Kenya is a third-year graduate student in the Sociology program. Her research focuses on school discipline, institutions, and the school-to-prison nexus. As a NFCDS fellow, Kenya aims to develop a workshop that encourages local high school students to think critically about data and how it shapes the world, through activities that focus on how students can start their own critical data analysis and visualization work. Her goal for the workshop series is for every participant to see themselves as a social scientist and critical consumer of data.
Jacob is a second-year graduate student in the Department of History. His research focuses on the entangled histories of people, animals, and commodities in the early modern Rio Grande Basin. Jacob also has broad interests in environmental history, the history of the North American West, and the digital humanities. During the 2021-2022 academic year, Jacob is excited about developing a workshop for humanities students who are interested in learning to use Geographic Information Systems (GIS) to conduct scholarly research and communicate with a variety of audiences.
Craig is a fifth-year graduate student in the Department of Chemistry and Biochemistry. He is currently working with William Schneider in the Chemical Engineering department, where they have been developing computational models to understand molecular structure and catalytic reactivity at the atomic level. His goal as a NFCDS fellow is to design and implement a workshop or workshop series that introduces students to the basics of LaTeX: How do you create a document? How can you change the document format? How do you compile (or export) your document? This workshop will provide introductory guidance that will help students create publications, resumes, and letters in LaTeX.
Wynona is a second-year graduate student in the Department of Physics, specializing in experimental particle physics.

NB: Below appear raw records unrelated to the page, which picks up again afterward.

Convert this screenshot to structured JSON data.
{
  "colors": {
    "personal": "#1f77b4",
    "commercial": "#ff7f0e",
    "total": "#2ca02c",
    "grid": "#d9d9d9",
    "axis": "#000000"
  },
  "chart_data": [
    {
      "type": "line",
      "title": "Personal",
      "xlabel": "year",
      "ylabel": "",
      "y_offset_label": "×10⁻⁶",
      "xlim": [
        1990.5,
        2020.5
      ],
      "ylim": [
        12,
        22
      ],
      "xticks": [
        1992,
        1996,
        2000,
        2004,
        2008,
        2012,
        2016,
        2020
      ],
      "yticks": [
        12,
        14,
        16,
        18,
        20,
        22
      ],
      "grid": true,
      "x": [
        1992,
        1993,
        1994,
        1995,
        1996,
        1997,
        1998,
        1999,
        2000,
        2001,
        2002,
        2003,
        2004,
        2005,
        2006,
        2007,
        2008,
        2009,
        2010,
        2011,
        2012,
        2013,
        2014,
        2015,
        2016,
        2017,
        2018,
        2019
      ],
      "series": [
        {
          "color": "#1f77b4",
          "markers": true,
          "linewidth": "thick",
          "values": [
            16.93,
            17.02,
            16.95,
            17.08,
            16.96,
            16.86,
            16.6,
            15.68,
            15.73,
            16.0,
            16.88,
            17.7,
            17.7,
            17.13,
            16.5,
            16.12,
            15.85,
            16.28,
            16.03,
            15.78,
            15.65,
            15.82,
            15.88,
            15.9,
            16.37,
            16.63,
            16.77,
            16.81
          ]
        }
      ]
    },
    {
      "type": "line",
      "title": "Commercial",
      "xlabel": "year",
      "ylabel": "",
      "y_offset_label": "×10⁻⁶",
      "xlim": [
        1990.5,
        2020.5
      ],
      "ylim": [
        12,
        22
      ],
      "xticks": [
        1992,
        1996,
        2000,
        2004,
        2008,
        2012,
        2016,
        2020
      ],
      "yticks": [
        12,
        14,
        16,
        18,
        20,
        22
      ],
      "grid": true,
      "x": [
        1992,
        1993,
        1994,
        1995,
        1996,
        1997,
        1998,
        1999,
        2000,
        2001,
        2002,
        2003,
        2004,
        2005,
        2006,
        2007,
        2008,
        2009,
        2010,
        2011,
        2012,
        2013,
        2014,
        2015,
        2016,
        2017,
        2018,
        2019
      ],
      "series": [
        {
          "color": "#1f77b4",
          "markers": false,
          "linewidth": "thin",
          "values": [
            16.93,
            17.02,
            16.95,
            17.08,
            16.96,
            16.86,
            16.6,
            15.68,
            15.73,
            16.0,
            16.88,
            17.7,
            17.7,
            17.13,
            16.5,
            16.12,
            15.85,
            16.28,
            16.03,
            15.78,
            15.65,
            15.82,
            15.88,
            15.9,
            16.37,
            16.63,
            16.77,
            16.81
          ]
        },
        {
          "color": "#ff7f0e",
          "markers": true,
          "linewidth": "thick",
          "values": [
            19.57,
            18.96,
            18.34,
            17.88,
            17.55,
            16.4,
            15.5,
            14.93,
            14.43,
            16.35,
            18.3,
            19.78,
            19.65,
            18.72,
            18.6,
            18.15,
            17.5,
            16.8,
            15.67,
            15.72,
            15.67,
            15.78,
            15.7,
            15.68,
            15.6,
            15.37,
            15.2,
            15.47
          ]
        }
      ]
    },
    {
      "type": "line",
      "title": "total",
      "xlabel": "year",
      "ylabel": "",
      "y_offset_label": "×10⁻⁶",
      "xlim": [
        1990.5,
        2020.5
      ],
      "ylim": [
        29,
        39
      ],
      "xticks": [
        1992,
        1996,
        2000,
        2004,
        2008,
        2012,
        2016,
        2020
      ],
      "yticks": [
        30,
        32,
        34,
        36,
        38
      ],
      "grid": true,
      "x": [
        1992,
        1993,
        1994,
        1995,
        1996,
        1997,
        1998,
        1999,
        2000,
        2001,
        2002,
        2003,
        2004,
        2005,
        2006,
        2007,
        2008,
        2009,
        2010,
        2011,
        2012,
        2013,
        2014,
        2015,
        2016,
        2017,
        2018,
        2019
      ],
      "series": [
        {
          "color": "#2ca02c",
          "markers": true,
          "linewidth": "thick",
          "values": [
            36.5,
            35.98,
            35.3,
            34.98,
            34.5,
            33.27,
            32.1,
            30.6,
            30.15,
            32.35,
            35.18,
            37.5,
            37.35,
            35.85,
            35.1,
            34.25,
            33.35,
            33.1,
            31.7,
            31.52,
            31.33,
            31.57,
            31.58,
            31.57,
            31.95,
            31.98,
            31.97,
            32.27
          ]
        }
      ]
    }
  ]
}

Her research work with professor Kevin Lannon and Randal Ruchti focuses on the CMS experiment at CERN and scintillating material studies for the hadron calorimeter. While academic life is not merely a unitary practice of course materials, Wan is also interested in enhancing her abilities as a speaker and instructor. The NFCDS fellowship provides a great opportunity to inspect, explore and learn. Through developing and delivering workshops, fellows are able to improve their instructing, lecturing, and communicating skills that are crucial to all career circumstances. Wan aims to design workshops that bring physics-related digital knowledge such as circuits, electromagnetic waves, optics, etc., to the Notre Dame non-physics community. It’s important to her that the subject she is passionate about can also bring excitement and change to her students’ view of the world.